The Securities and Exchange Commission (SEC) filed a lawsuit against Coinbase in Manhattan federal court, accusing the largest U.S. cryptocurrency platform of operating illegally and evading disclosure requirements. The SEC claims that Coinbase allowed trading of at least 13 crypto assets that should have been registered as securities, including Solana, Cardano, and Polygon. The regulator seeks financial penalties and a court order requiring Coinbase to comply with U.S. securities laws.


While some jurisdictions, like the European Union, have started to establish regulations for the crypto industry, the U.S. has taken the lead in regulatory actions. Over the past decade, the SEC has initiated more than a hundred enforcement actions, arguing that various cryptocurrencies are securities. However, the Coinbase case will serve as a significant test of the regulator's authority over the industry.

In addition to Coinbase, the SEC also sued Binance, alleging that the world's largest crypto exchange participated in an elaborate scheme to evade U.S. securities laws. Coinbase denies listing any securities, while Binance expressed disappointment with the case and intends to defend against the allegations.

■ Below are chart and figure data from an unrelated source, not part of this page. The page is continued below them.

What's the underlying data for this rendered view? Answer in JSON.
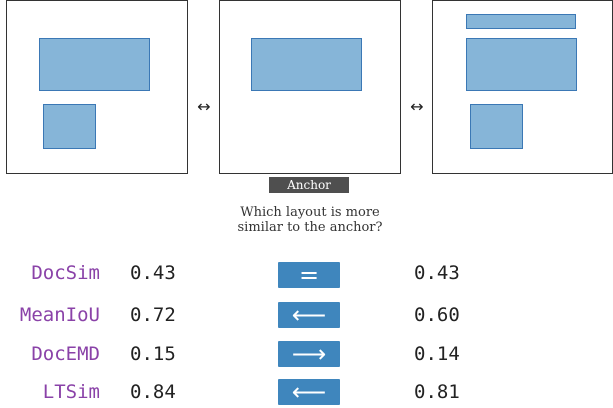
{
  "comparison": {
    "swap_symbol": "↔",
    "anchor_label": "Anchor",
    "question_line1": "Which layout is more",
    "question_line2": "similar to the anchor?"
  },
  "colors": {
    "box_fill": "#86b5d8",
    "box_border": "#3b78b5",
    "verdict_bg": "#3f86bd",
    "metric_text": "#8a42a8"
  },
  "metrics": [
    {
      "name": "DocSim",
      "left_score": "0.43",
      "verdict": "=",
      "verdict_icon": "equal-icon",
      "right_score": "0.43"
    },
    {
      "name": "MeanIoU",
      "left_score": "0.72",
      "verdict": "⟵",
      "verdict_icon": "arrow-left-icon",
      "right_score": "0.60"
    },
    {
      "name": "DocEMD",
      "left_score": "0.15",
      "verdict": "⟶",
      "verdict_icon": "arrow-right-icon",
      "right_score": "0.14"
    },
    {
      "name": "LTSim",
      "left_score": "0.84",
      "verdict": "⟵",
      "verdict_icon": "arrow-left-icon",
      "right_score": "0.81"
    }
  ]
}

Coinbase and other industry players have consistently asserted that most cryptocurrencies, operating on a blockchain network, do not meet the definition of securities under U.S. law. They have called for clearer regulations and guidance from the SEC, highlighting the regulator's vagueness and inconsistency in determining the securities classification of digital assets.


To support their argument that crypto assets are securities, the SEC relies on a 1946 U.S. Supreme Court case involving the W. J. Howey Co., which dealt with investors in Florida orange groves. The court defined an investment contract as "an investment of money in a common enterprise with profits to come solely from the efforts of others." Securities, unlike commodities, are subject to strict regulations and require detailed disclosures to inform investors about potential risks.


Many of the SEC's previous crypto-related cases have concluded with settlements, where companies paid fines and committed to complying with U.S. law. In some instances, this has led to exiting the U.S. market or discontinuing cryptocurrency projects. When cases have gone to court, judges have generally agreed with the SEC's argument that specific crypto assets qualify as securities. The courts considered developers' statements linking the value of the assets to the growth or maintenance of associated blockchain systems as evidence that investor profits relied on the efforts of others. The courts also determined that investors participated in a common enterprise as their funds were pooled by the token issuer to develop the relevant systems.


The SEC's case against Ripple Labs regarding XRP, currently the sixth-largest cryptocurrency globally, is expected to be the next significant case to be resolved. Ripple argues that there was no common enterprise since the blockchain associated with the cryptocurrency was fully operational before XRP was ever sold.